Maybe the difference also lies in the building of Europe, uniting the previous foes and getting rid of old hatreds in a surprisingly quick way. I think hatreds linger on in Asia. (the word is too strong maybe, but, well not for North Korea).
In this very recent report from BBC (, page 6), the US are viewed more positively by French people (51% mainly negative) than by Germans (72% mainly negative). Japan shows mixed views towards the US at 38% mainly negative. But theses figures are general, not related to sentiment about US presence in the country.

Germany scores the highest of all countries, France showing for example 74% positive views.
Japan scores very well too, except in China, South Korea, India.
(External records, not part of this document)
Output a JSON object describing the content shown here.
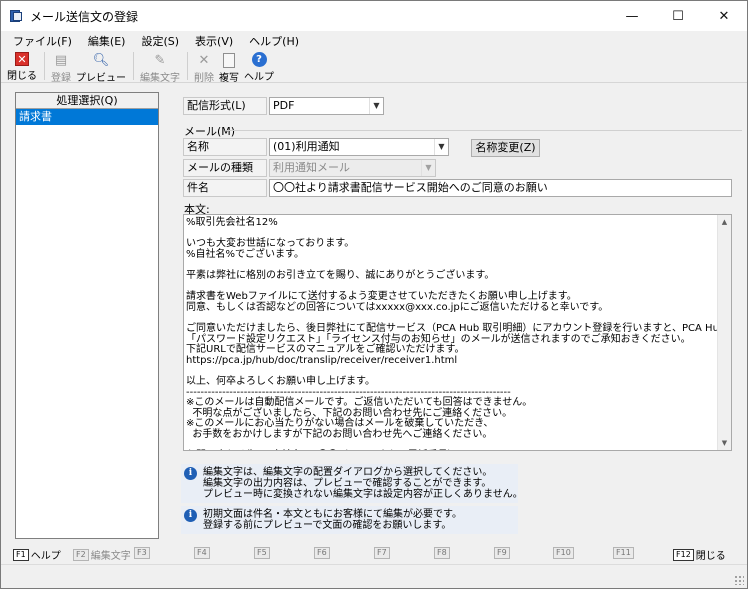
{
  "window": {
    "title": "メール送信文の登録",
    "controls": {
      "minimize": "—",
      "maximize": "☐",
      "close": "✕"
    }
  },
  "menu": [
    "ファイル(F)",
    "編集(E)",
    "設定(S)",
    "表示(V)",
    "ヘルプ(H)"
  ],
  "toolbar": [
    {
      "label": "閉じる",
      "icon": "close-icon",
      "enabled": true
    },
    {
      "label": "登録",
      "icon": "register-icon",
      "enabled": false
    },
    {
      "label": "プレビュー",
      "icon": "preview-icon",
      "enabled": true
    },
    {
      "label": "編集文字",
      "icon": "edit-text-icon",
      "enabled": false
    },
    {
      "label": "削除",
      "icon": "delete-icon",
      "enabled": false
    },
    {
      "label": "複写",
      "icon": "copy-icon",
      "enabled": true
    },
    {
      "label": "ヘルプ",
      "icon": "help-icon",
      "enabled": true
    }
  ],
  "left_panel": {
    "header": "処理選択(Q)",
    "items": [
      "請求書"
    ]
  },
  "form": {
    "delivery_format_label": "配信形式(L)",
    "delivery_format_value": "PDF",
    "mail_group_label": "メール(M)",
    "name_label": "名称",
    "name_value": "(01)利用通知",
    "rename_button": "名称変更(Z)",
    "mail_type_label": "メールの種類",
    "mail_type_value": "利用通知メール",
    "subject_label": "件名",
    "subject_value": "〇〇社より請求書配信サービス開始へのご同意のお願い",
    "body_label": "本文:",
    "body_text": "%取引先会社名12%\n\nいつも大変お世話になっております。\n%自社名%でございます。\n\n平素は弊社に格別のお引き立てを賜り、誠にありがとうございます。\n\n請求書をWebファイルにて送付するよう変更させていただきたくお願い申し上げます。\n同意、もしくは否認などの回答についてはxxxxx@xxx.co.jpにご返信いただけると幸いです。\n\nご同意いただけましたら、後日弊社にて配信サービス（PCA Hub 取引明細）にアカウント登録を行いますと、PCA Hubから\n「パスワード設定リクエスト」「ライセンス付与のお知らせ」のメールが送信されますのでご承知おきください。\n下記URLで配信サービスのマニュアルをご確認いただけます。\nhttps://pca.jp/hub/doc/translip/receiver/receiver1.html\n\n以上、何卒よろしくお願い申し上げます。\n------------------------------------------------------------------------------------------\n※このメールは自動配信メールです。ご返信いただいても回答はできません。\n  不明な点がございましたら、下記のお問い合わせ先にご連絡ください。\n※このメールにお心当たりがない場合はメールを破棄していただき、\n  お手数をおかけしますが下記のお問い合わせ先へご連絡ください。\n\nお問い合わせ先  %自社名%  〇〇（メールまたは電話番号）\n------------------------------------------------------------------------------------------"
  },
  "info_boxes": [
    {
      "lines": [
        "編集文字は、編集文字の配置ダイアログから選択してください。",
        "編集文字の出力内容は、プレビューで確認することができます。",
        "プレビュー時に変換されない編集文字は設定内容が正しくありません。"
      ]
    },
    {
      "lines": [
        "初期文面は件名・本文ともにお客様にて編集が必要です。",
        "登録する前にプレビューで文面の確認をお願いします。"
      ]
    }
  ],
  "function_keys": [
    {
      "key": "F1",
      "label": "ヘルプ",
      "enabled": true
    },
    {
      "key": "F2",
      "label": "編集文字",
      "enabled": false
    },
    {
      "key": "F3",
      "label": "",
      "enabled": false
    },
    {
      "key": "F4",
      "label": "",
      "enabled": false
    },
    {
      "key": "F5",
      "label": "",
      "enabled": false
    },
    {
      "key": "F6",
      "label": "",
      "enabled": false
    },
    {
      "key": "F7",
      "label": "",
      "enabled": false
    },
    {
      "key": "F8",
      "label": "",
      "enabled": false
    },
    {
      "key": "F9",
      "label": "",
      "enabled": false
    },
    {
      "key": "F10",
      "label": "",
      "enabled": false
    },
    {
      "key": "F11",
      "label": "",
      "enabled": false
    },
    {
      "key": "F12",
      "label": "閉じる",
      "enabled": true
    }
  ],
  "colors": {
    "selection": "#0078d7",
    "info_bg": "#e9eef6",
    "close_red": "#d9302a"
  }
}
As for the old Anglo-French thing, well GB scores 54% mainly positive in France. As far as I know or feel, anglophobia is regional in France, and there are also anglophile areas. Born in North-Western France, I've always been quite an anglophile. Remembering the good old times, I guess ^_^.
Talking with English people who live in the area (lots of them do), they were quite surprised by the lack of negative reaction about the strong English presence in the area since the 1990s.

Jun Okumura said...

That's interesting. And more French people can (and are willing to) speak English now, right?

Sophie said...

Well, tourism being quite a big industry in France, all people involved in it have a smattering of English. The level is not that high, but it works. I know there are lots of complaints about how the French are unpleasant with tourists, but friends who visited recently found people really friendly. Again, your mileage may vary, and regions are different.
Some companies heavily rely on 'business english' in their internal works too.

Jun Okumura said...

I recall that when I was doing climate change negotiations between1989-91, scientists and engineers in the French delegation tended to have difficulties communicating in English. Intellectuals in nations that can conduct all of its higher education in their native languages tend to do poorly in foreign languages. Not anymore. Today, you are at a serious disadvantage if you cannot interact with the global English language-based online community and database.

Incidentally, I never had an unpleasant experience in French restaurants. So they’re not all smiles and don’t make you call them by their first names and won’t come around every ten minutes to ask, “Is everything okay”? If you have a problem with that, then you won’t like France. Otherwise, no problem.